HÖFER: München bewirbt sich um die Ausrichtung der Olympischen Winterspiele des Jahres 2018. Wie bewerten Sie die Bewerbung im Hinblick auf ihre gesellschaftliche Bedeutung? Tut München 2018 Deutschland gut?
DIGEL: Die Olympischen Spiele können das herausragendste Ausdrucksmittel für die Werte des Sports sein. Die Olympische Charta bietet hierzu ein Fundament, das nicht nur in der Geschichte seine Bedeutung hatte. Diese Charta ist auch für die aktuelle und zukünftige Entwicklung des modernen Sports von herausragender Bedeutung. Angesichts dessen, was bei der Ausrichtung Olympischer Spiele symbolisch zur Darstellung gebracht werden kann, angesichts dessen, was junge Menschen bei ihren Wettkämpfen während der Olympischen Spiele erfahren und erleben, angesichts dessen, wie Olympische Spiele in der ganzen Welt angenommen, miterlebt und geschätzt werden, ist es mehr als naheliegend, dass Deutschland sich bemüht, dieses einmalige Sportereignis einmal mehr auszurichten.
Die Bewerbung von Garmisch-Partenkirchen und München ist meines Erachtens mehr als erwünscht, sie ist für mich eine gesellschaftspolitische Notwendigkeit erster Ordnung.
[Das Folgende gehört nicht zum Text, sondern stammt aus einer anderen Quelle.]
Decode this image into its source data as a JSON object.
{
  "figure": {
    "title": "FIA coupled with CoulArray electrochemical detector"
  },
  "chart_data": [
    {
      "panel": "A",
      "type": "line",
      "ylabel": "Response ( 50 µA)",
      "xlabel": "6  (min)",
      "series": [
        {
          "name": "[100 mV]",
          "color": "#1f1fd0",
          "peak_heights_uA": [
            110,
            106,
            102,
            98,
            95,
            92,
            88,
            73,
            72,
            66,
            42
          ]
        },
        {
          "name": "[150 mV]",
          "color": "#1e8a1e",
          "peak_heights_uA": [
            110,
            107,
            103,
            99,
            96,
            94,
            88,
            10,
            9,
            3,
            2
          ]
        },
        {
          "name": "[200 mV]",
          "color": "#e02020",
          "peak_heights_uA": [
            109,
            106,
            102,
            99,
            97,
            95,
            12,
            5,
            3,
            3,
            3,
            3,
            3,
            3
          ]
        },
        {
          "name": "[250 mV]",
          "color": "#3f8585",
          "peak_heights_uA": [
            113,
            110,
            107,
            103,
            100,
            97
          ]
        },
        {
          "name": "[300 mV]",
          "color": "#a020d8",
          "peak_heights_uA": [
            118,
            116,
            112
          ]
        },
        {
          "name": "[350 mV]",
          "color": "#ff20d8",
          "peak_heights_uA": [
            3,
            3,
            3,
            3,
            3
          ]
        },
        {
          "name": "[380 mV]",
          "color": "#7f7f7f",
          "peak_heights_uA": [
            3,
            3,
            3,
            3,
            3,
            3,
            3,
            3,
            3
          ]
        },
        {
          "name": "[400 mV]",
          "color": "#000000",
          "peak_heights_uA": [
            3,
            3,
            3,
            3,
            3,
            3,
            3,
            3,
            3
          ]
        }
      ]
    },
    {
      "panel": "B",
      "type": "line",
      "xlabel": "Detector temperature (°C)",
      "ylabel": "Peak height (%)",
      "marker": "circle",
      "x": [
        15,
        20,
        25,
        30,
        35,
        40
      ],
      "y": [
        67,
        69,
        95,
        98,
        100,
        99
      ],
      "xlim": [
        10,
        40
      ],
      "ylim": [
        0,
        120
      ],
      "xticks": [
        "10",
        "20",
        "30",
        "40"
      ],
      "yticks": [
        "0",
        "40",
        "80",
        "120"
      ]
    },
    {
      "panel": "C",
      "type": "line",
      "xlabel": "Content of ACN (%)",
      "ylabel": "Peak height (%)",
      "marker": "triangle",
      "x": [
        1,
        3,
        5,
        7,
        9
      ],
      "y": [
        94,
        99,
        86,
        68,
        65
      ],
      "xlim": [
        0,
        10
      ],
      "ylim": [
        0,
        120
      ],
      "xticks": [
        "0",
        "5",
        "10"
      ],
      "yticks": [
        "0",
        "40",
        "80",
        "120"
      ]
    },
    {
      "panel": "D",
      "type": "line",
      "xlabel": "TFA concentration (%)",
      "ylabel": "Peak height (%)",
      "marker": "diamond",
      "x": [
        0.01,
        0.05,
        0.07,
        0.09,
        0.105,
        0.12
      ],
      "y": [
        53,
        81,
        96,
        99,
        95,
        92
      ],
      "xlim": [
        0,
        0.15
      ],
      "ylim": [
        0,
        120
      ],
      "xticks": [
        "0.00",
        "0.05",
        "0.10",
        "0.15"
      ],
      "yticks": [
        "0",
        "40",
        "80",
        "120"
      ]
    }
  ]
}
Wenn im Jahr 2018 diese Spiele in Garmisch-Partenkirchen und in München stattfinden, wenn Deutschland Gastgeber dieser Spiele ist, so tut dies Deutschland gut. Sehr viel wichtiger aber ist es, dass Deutschland auf diese Weise einen äußerst wichtigen Beitrag erbringt, aus dem auch viele Partner in der Welt ihren Nutzen ziehen können.
HÖFER: Wie bewerten Sie die Chancen der Bewerbung?
DIGEL: Die Chancen sind meines Erachtens sehr gut. Mit der bayrischen Kultur hat die deutsche Bewerbung ein Merkmal aufzuweisen, das sich international durch eine außergewöhnliche Beliebtheit auszeichnet. Die Wettkampfkonzeption entspricht höchsten Maßstäben und für das IOC wäre eine Austragung der Spiele in Deutschland nahezu risikolos.